Upgrade.-- After working with the new OS-X I've found a few more problems.

First, Mail doesn't work with with the smtp server for my ISP so I can't send mail. This happened with Yosemite and was quickly fixed by Apple, but we'll see what they do now as there's a lot of people reporting problems with Mail.

Second, the automatic Time Machine backups doesn't work. It just keeps reseting the time for the next one does nothing. I have to manually run backups.

Third, the installation turned off iCloud sync for a number of apps so they had be reset.

The problem with Safari 9 and Blogger is fixed, a reboot solved whatever wasn't working before. So it's a, "Huh." response, and on the good side, they fixed Tumblr using Safari. It's loads and scrolls without problems or issues.

Anyway, that's the status so far. Mostly good but some really bad dumb failures by Apple.

Original post.--I upgraded the Mac Pro to OS-X 10.11, El Capitan this afternoon and here are my first notes and impressions. First, it took 4 hours from the start of the download to the final restart, the last 40 minutes doing various checks and restarts to get the initial state memory to stablize.

First impression is that it's slower and takes longer to start and do anything than any previous OS-X version. But that's the norm for Apple and OS-X now as each version increasea the time it takes to do anything anymore.

In short the new spinning rainbow wheel is still the most common response to any command or click.
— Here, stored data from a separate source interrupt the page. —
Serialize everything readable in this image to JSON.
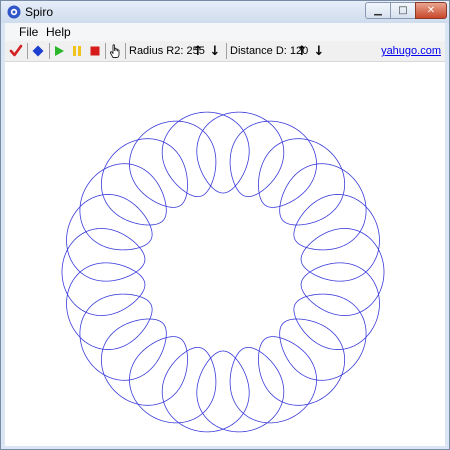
{
  "window": {
    "title": "Spiro"
  },
  "menu": [
    {
      "label": "File"
    },
    {
      "label": "Help"
    }
  ],
  "toolbar": {
    "check_icon": "check-icon",
    "diamond_icon": "diamond-icon",
    "play_icon": "play-icon",
    "pause_icon": "pause-icon",
    "stop_icon": "stop-icon",
    "hand_icon": "hand-icon",
    "radius_label": "Radius R2: 255",
    "distance_label": "Distance D: 120",
    "link_text": "yahugo.com",
    "up_arrow": "↑",
    "down_arrow": "↓"
  },
  "colors": {
    "curve": "#3a3adb",
    "check": "#d42020",
    "diamond": "#1c3fd0",
    "play": "#29b629",
    "pause": "#f1c21a",
    "stop": "#d71a1a"
  }
}
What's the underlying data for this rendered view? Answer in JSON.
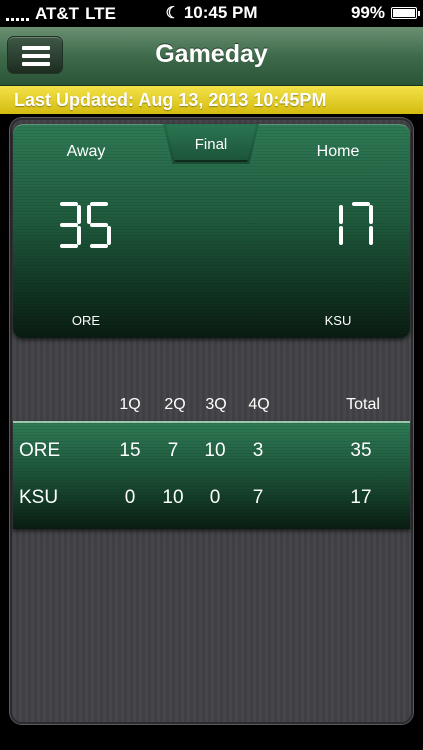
{
  "status_bar": {
    "carrier": "AT&T",
    "network": "LTE",
    "time": "10:45 PM",
    "battery": "99%",
    "battery_level": 0.99
  },
  "nav": {
    "title": "Gameday"
  },
  "updated": {
    "text": "Last Updated: Aug 13, 2013 10:45PM"
  },
  "scoreboard": {
    "status": "Final",
    "away_label": "Away",
    "home_label": "Home",
    "away_score": "35",
    "home_score": "17",
    "away_team": "ORE",
    "home_team": "KSU"
  },
  "box_score": {
    "columns": [
      "1Q",
      "2Q",
      "3Q",
      "4Q",
      "Total"
    ],
    "rows": [
      {
        "team": "ORE",
        "q": [
          "15",
          "7",
          "10",
          "3"
        ],
        "total": "35"
      },
      {
        "team": "KSU",
        "q": [
          "0",
          "10",
          "0",
          "7"
        ],
        "total": "17"
      }
    ]
  },
  "colors": {
    "nav_green": "#3e6b4b",
    "score_green": "#1f5a3d",
    "updated_yellow": "#e5cf22",
    "panel_gray": "#434348"
  }
}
Second, the initial state takes about 500 MBytes more than Yosemite with the same login and apps, increasing from about 1.2 GBytes to 1.7 GBytes for me. This seems to be the norm for OS-X too, more memory to work.

Advice about the installation.

First, use the command + L to show the log(s) with the installation because the time stalls at various times during the installation and the log(s) show it's working.

Second, open mail first after logging in the first time to convert the old mail to the new mail. This eats memory that's not fully recovered.

Third, get Apple's Java as they don't include it in OS-X anymore. You can click the "Get More" button to open the Web pages to download it. I would get and install Oracle's Java to use as the default if you need and use it, but it stays in the installation if you already have it.

Fourth, restart at least 3 times so everything gets loaded and doesn't need reloading to consume memory on the startup, and stablizes the startup memory.

Fifth, don't forget the purge command to recover the cached file memory which is used after startup and not released. This is about 2 GBytes. This takes adminstrator rights and the terminal window.

That's the initial impression and notes. Otherwise, so far it looks the same to me.